Era uma crise do caraças lá em casa. Não havia coisa que ele fizesse em que ela se não metesse. Não era por mal, ele bem o sabia, mas aquele vício desgraçado de meter o nariz em tudo deixava-o à beira de um ataque de nervos. Se ele estava na cozinha, ela chegava e aumentava ou diminuía o fogo. Se ele fazia o refogado, ela comentava a cor do estrugido. Se ele fritava um bife, ela falava-lhe do ponto.

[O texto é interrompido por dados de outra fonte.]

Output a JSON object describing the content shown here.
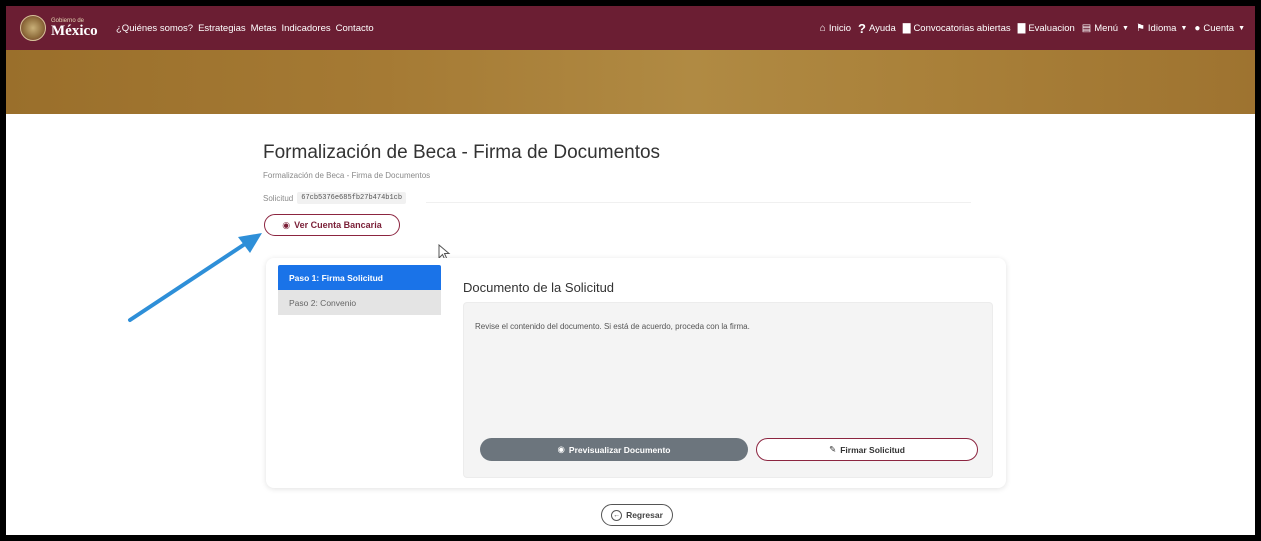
{
  "nav": {
    "logo_small": "Gobierno de",
    "logo_big": "México",
    "links": [
      "¿Quiénes somos?",
      "Estrategias",
      "Metas",
      "Indicadores",
      "Contacto"
    ],
    "right": {
      "inicio": "Inicio",
      "ayuda": "Ayuda",
      "convocatorias": "Convocatorias abiertas",
      "evaluacion": "Evaluacion",
      "menu": "Menú",
      "idioma": "Idioma",
      "cuenta": "Cuenta"
    },
    "icons": {
      "inicio": "home-icon",
      "ayuda": "question-icon",
      "convocatorias": "book-icon",
      "evaluacion": "book-icon",
      "menu": "menu-icon",
      "idioma": "flag-icon",
      "cuenta": "user-icon"
    }
  },
  "page": {
    "title": "Formalización de Beca - Firma de Documentos",
    "breadcrumb": "Formalización de Beca - Firma de Documentos",
    "solicitud_label": "Solicitud",
    "solicitud_id": "67cb5376e685fb27b474b1cb",
    "ver_cuenta_label": "Ver Cuenta Bancaria"
  },
  "steps": [
    {
      "label": "Paso 1: Firma Solicitud",
      "active": true
    },
    {
      "label": "Paso 2: Convenio",
      "active": false
    }
  ],
  "document": {
    "title": "Documento de la Solicitud",
    "instructions": "Revise el contenido del documento. Si está de acuerdo, proceda con la firma.",
    "preview_label": "Previsualizar Documento",
    "sign_label": "Firmar Solicitud"
  },
  "footer": {
    "back_label": "Regresar"
  },
  "colors": {
    "nav_bg": "#6b1e33",
    "banner": "#a57a34",
    "accent": "#8c2540",
    "step_active": "#1a73e8",
    "preview_btn": "#6c757d",
    "annotation_arrow": "#2e8fd8"
  }
}
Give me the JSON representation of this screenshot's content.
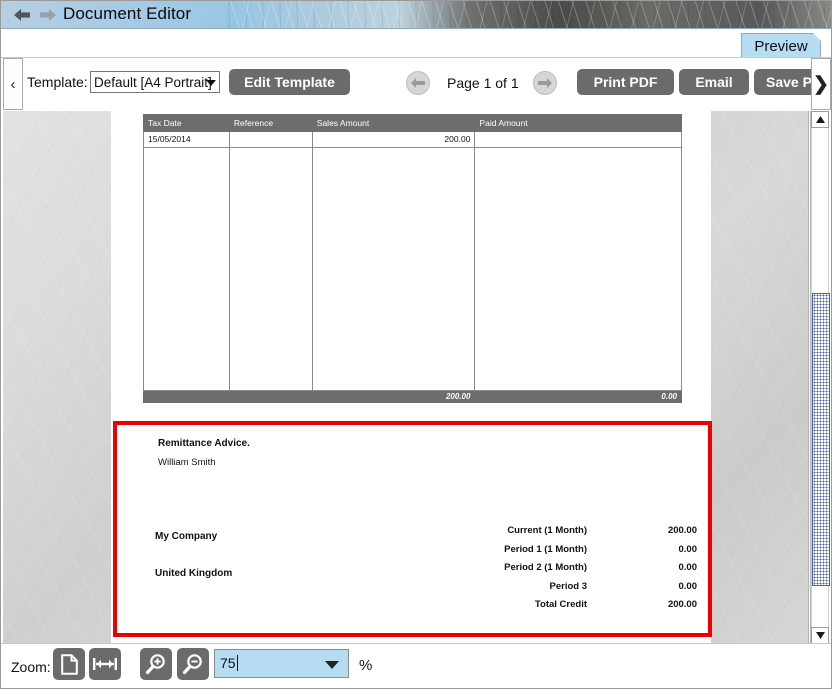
{
  "window": {
    "title": "Document Editor",
    "back_icon": "back-arrow-icon",
    "forward_icon": "forward-arrow-icon"
  },
  "tabs": {
    "preview_label": "Preview"
  },
  "toolbar": {
    "edge_left_icon": "‹",
    "edge_right_icon": "❯",
    "template_label": "Template:",
    "template_value": "Default [A4 Portrait]",
    "edit_template_label": "Edit Template",
    "page_label": "Page 1 of 1",
    "prev_page_icon": "prev-page-icon",
    "next_page_icon": "next-page-icon",
    "print_pdf_label": "Print PDF",
    "email_label": "Email",
    "save_pdf_label": "Save P"
  },
  "document": {
    "table": {
      "headers": [
        "Tax Date",
        "Reference",
        "Sales Amount",
        "Paid Amount"
      ],
      "rows": [
        [
          "15/05/2014",
          "",
          "200.00",
          ""
        ]
      ],
      "totals": [
        "",
        "",
        "200.00",
        "0.00"
      ]
    },
    "remittance": {
      "title": "Remittance Advice.",
      "customer_name": "William Smith",
      "company": "My Company",
      "country": "United Kingdom",
      "aging": [
        {
          "label": "Current (1 Month)",
          "value": "200.00"
        },
        {
          "label": "Period 1 (1 Month)",
          "value": "0.00"
        },
        {
          "label": "Period 2 (1 Month)",
          "value": "0.00"
        },
        {
          "label": "Period 3",
          "value": "0.00"
        },
        {
          "label": "Total Credit",
          "value": "200.00"
        }
      ]
    }
  },
  "zoombar": {
    "label": "Zoom:",
    "fit_page_icon": "fit-page-icon",
    "fit_width_icon": "fit-width-icon",
    "zoom_in_icon": "zoom-in-icon",
    "zoom_out_icon": "zoom-out-icon",
    "zoom_value": "75",
    "percent_label": "%"
  },
  "scrollbar": {
    "up_icon": "▲",
    "down_icon": "▼"
  },
  "colors": {
    "accent_blue": "#b6dcf2",
    "button_gray": "#6b6b6b",
    "highlight_red": "#ee0000",
    "table_header": "#6d6d6d"
  }
}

À mesa observava a quantidade de salada que ele comia ou não comia, se tinha deixado a cebola no prato ou não, se ele deixava ou não deixava a carne agarrada ao osso das costeletas. À hora da sobremesa se ele se levantava para ir buscar cerejas ela contrapunha que também havia melão. Nos dias em que ele vestia uma camisa aos quadrados comentava que se calhar uma às riscas ficava melhor e perguntava-lhe muitas vezes porque é que não levava os sapatos castanhos em vez dos pretos. Quando o apanhava a ler perguntava-lhe se não era melhor acender a luz da mesinha de sala em vez do lustre e na casa de banho comentava-lhe o vício de dobrar o papel higiénico antes de o usar ou porque é que ele não apertava a bisnaga do creme dentífrico de baixo para cima. No dia em que lhe observou que ele ainda não tinha posto champô na cabeça e já se estava a enxaguar foi o entornar do copo. Ele deu-lhe dois berros que fizeram estremecer o apartamento e a torneira da água começou a soluçar. Debaixo de uma lágrima furtiva ela jurou que nunca mais se meteria nos assuntos dele.

Encontrou-o morto em cima da cama. Avisou-o apenas ao fim de três dias com medo de ser acusada de andar sempre a meter o bedelho onde não devia.